CO2 condensation is a serious limit to the deglaciation of Earth-like planets

It is widely believed that the carbonate-silicate cycle is the main agent, through volcanism, to trigger deglaciations by CO2 greenhouse warming on Earth and on Earth-like planets when they get in a frozen state. Here we use a 3D Global Climate Model to simulate the ability of planets initially completely frozen to escape from glaciation episodes by accumulating enough gaseous CO2. The model includes CO2 condensation and sublimation processes and the water cycle. We find that planets with Earth-like characteristics (size, mass, obliquity, rotation rate, etc.) orbiting a Sun-like star may never be able to escape from a glaciation era, if their orbital distance is greater than ∼1.27 Astronomical Units (Flux<847Wm−2 or 62% of the Solar constant), because CO2 would condense at the poles - here the cold traps - forming permanent CO2 ice caps. This limits the amount of CO2 in the atmosphere and thus its greenhouse effect. Furthermore, our results indicate that for (1) high rotation rates (Prot<24h), (2) low obliquity (obliquity <23.5°), (3) low background gas partial pressures (<1 bar), and (4) high water ice albedo (H2O albedo > 0.6), this critical limit could occur at a significantly lower equivalent distance (or higher insolation). For each possible configuration, we show that the amount of CO2 that can be trapped in the polar caps depends on the efficiency of CO2 ice to flow laterally as well as its gravitational stability relative to subsurface water ice.
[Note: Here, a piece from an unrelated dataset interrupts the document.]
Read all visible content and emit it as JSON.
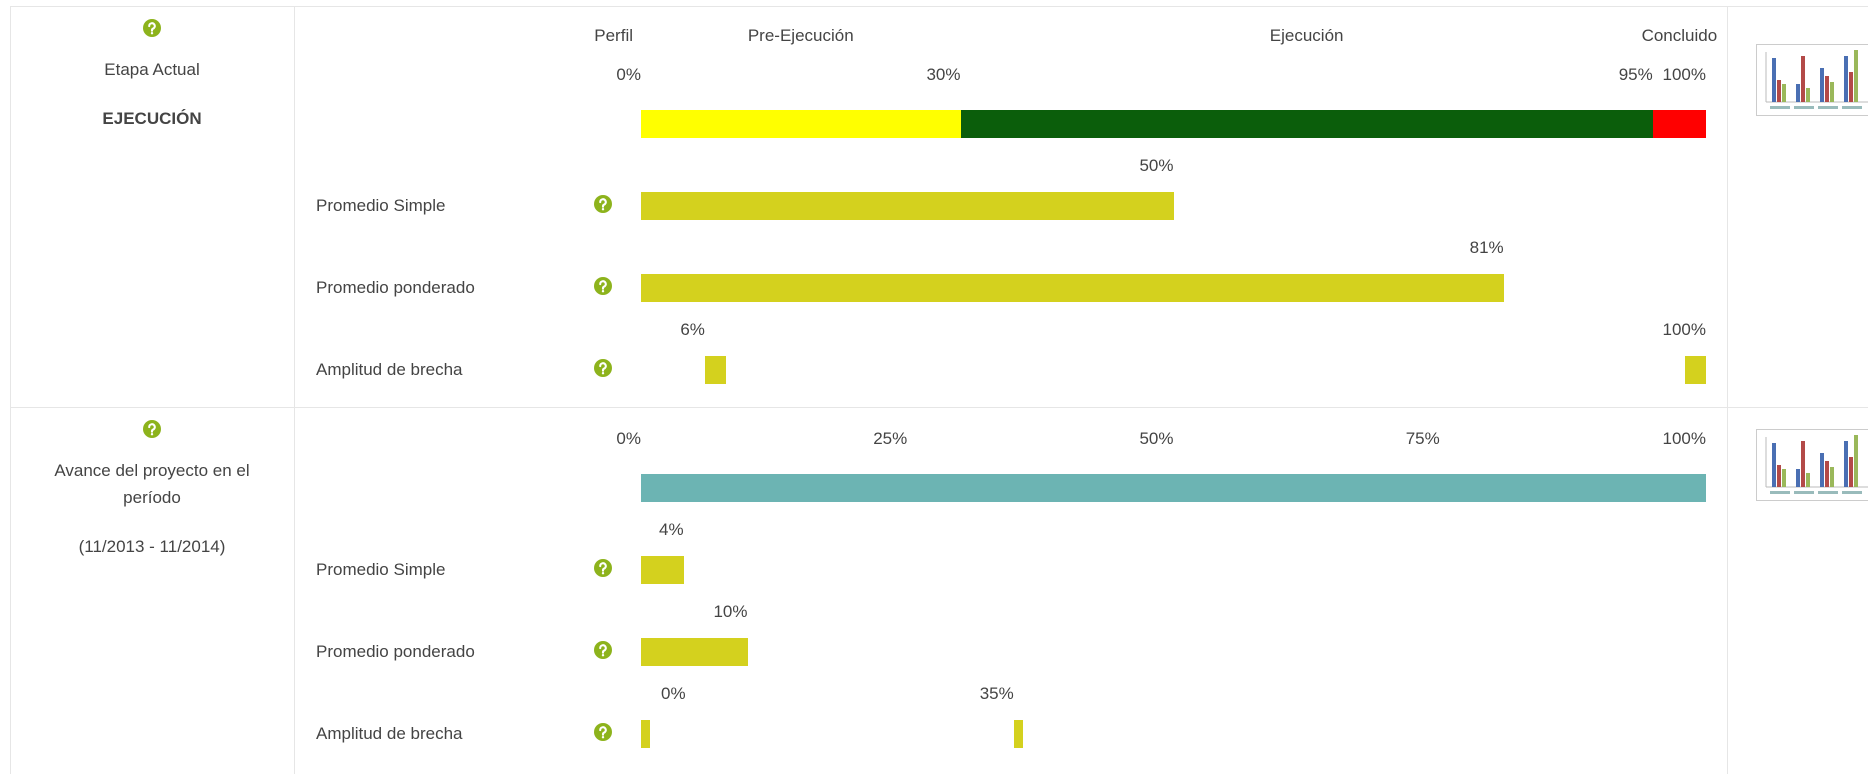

We find that a frozen Earth-like planet located at 1.30 AU of a Sun-like star could store as much as 1.5, 4.5 and 15 bars of dry ice at the poles, for internal heat fluxes of 100, 30 and 10 mW m−2, respectively. But these amounts are in fact lower limits. For planets with a significant water ice cover, we show that CO2 ice deposits should be gravitationally unstable. They get buried beneath the water ice cover in geologically short timescales of ∼104 yrs, mainly controlled by the viscosity of water ice. CO2 would be permanently sequestered underneath the water ice cover, in the form of CO2 liquids, CO2 clathrate hydrates and/or dissolved in subglacial water reservoirs (if any). This would considerably increase the amount of CO2 trapped and further reduce the probability of deglaciation.